Guilty as charged.I just had a feeling that if I didn't do that reddit would take this as a pro-war story and.well, down vote it to hell

subreddit: news | reddit score: -45

WWIII was the cold war.Get a basic grip on history

subreddit: xkcd | reddit score: -17

When you do an exact copy of something and change absolutely nothing but the name, how is that not stealing?.This is not a variation on the theme of graph-based comic.It's straight up plagiarism

subreddit: xkcd | reddit score: 16

Agreed.Nerd rage can be quite powerful.Almost had to put my velociraptor t-shirt on for emphasis

subreddit: gaming | reddit score: 19

Shhh, shhh, quiet for a second.Listen.You hear that? That very faint noise? That was the sound of a joke flying over your head

subreddit: science | reddit score: 14

But I still do not understand how do the GPS satellites know their location! They do not triangulate themselves with respect to quasars, do they?.Any GPS engineer to rescue? Thanks!

subreddit: science | reddit score: 19

according to the comments on youtube: Water is diamagnetic and frogs are mostly water.Diamagnetic compounds have a weak repulsive reaction to magnetic fields that is overpowered by the presence of paramagnetic or ferromagnetic fields.Look if up, if you doubt me.So therefore, imagine all the water in you being pushed up while the rest of you still has gravity pulling it down.

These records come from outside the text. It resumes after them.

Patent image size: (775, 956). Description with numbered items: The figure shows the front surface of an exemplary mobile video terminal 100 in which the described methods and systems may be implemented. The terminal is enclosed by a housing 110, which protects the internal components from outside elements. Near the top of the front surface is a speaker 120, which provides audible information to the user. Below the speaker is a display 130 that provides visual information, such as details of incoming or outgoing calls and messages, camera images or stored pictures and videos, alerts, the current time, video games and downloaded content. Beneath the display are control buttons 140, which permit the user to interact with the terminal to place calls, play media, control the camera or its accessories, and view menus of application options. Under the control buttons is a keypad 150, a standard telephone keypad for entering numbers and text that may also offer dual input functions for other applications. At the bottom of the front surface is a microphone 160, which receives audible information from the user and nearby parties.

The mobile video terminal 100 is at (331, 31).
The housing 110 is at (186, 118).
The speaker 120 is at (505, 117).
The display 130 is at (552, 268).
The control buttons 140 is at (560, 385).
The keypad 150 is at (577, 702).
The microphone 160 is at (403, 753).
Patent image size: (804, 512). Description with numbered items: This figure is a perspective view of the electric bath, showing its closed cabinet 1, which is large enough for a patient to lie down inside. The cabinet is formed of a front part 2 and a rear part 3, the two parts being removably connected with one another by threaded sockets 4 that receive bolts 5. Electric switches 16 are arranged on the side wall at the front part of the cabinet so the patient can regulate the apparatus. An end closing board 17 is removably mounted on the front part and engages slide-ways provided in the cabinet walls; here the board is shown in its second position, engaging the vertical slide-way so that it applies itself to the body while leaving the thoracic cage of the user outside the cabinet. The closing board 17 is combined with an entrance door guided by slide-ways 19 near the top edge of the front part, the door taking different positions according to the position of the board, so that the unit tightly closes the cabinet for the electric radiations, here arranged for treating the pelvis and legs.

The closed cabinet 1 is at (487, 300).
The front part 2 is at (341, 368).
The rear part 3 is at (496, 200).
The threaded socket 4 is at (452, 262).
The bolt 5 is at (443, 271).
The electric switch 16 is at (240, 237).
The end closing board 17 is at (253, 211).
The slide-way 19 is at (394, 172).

Okay, the last two comments left the classfier clueless, and me too.

Conclusion

We trained a Neural network on IMDB movie reviews and tested it on text from different domain. Apart from domain, the input size was to different too. The network was trained to classify review of 500 letters as postive or negative whereas in our testing we used it on sentence level classification. We saw that it did not perform well on reddit comments. It also performed poorly on sarcastic comments, perhaps the reviews weren't sarcastic enough. More than often, the predictions were between 0.4 and 0.5 which indicate that network was not very certain about the sentiment.

My goal with these experiments was to find out how far we can go with the IMDB model. Not very far, it seems to work on sentences such as "I like simple things in life" but fails to classify "These candies are delicious" correctly. It will be interesting to train a classifier on tweets and compare its performance with the IMDB model. And yes I do agree with what you are thinking, we could improve the classifier by generating domain specific training data.

The question then is, whether we can use transfer learning in NLP tasks similar to computer vision, where we train a base model on imagenet and fine tune on task specific datasets. What would be the imagenet equivalent for NLP ? This is an active area of research and new papers such as Deep contextualized word representations show us one of the ways forward.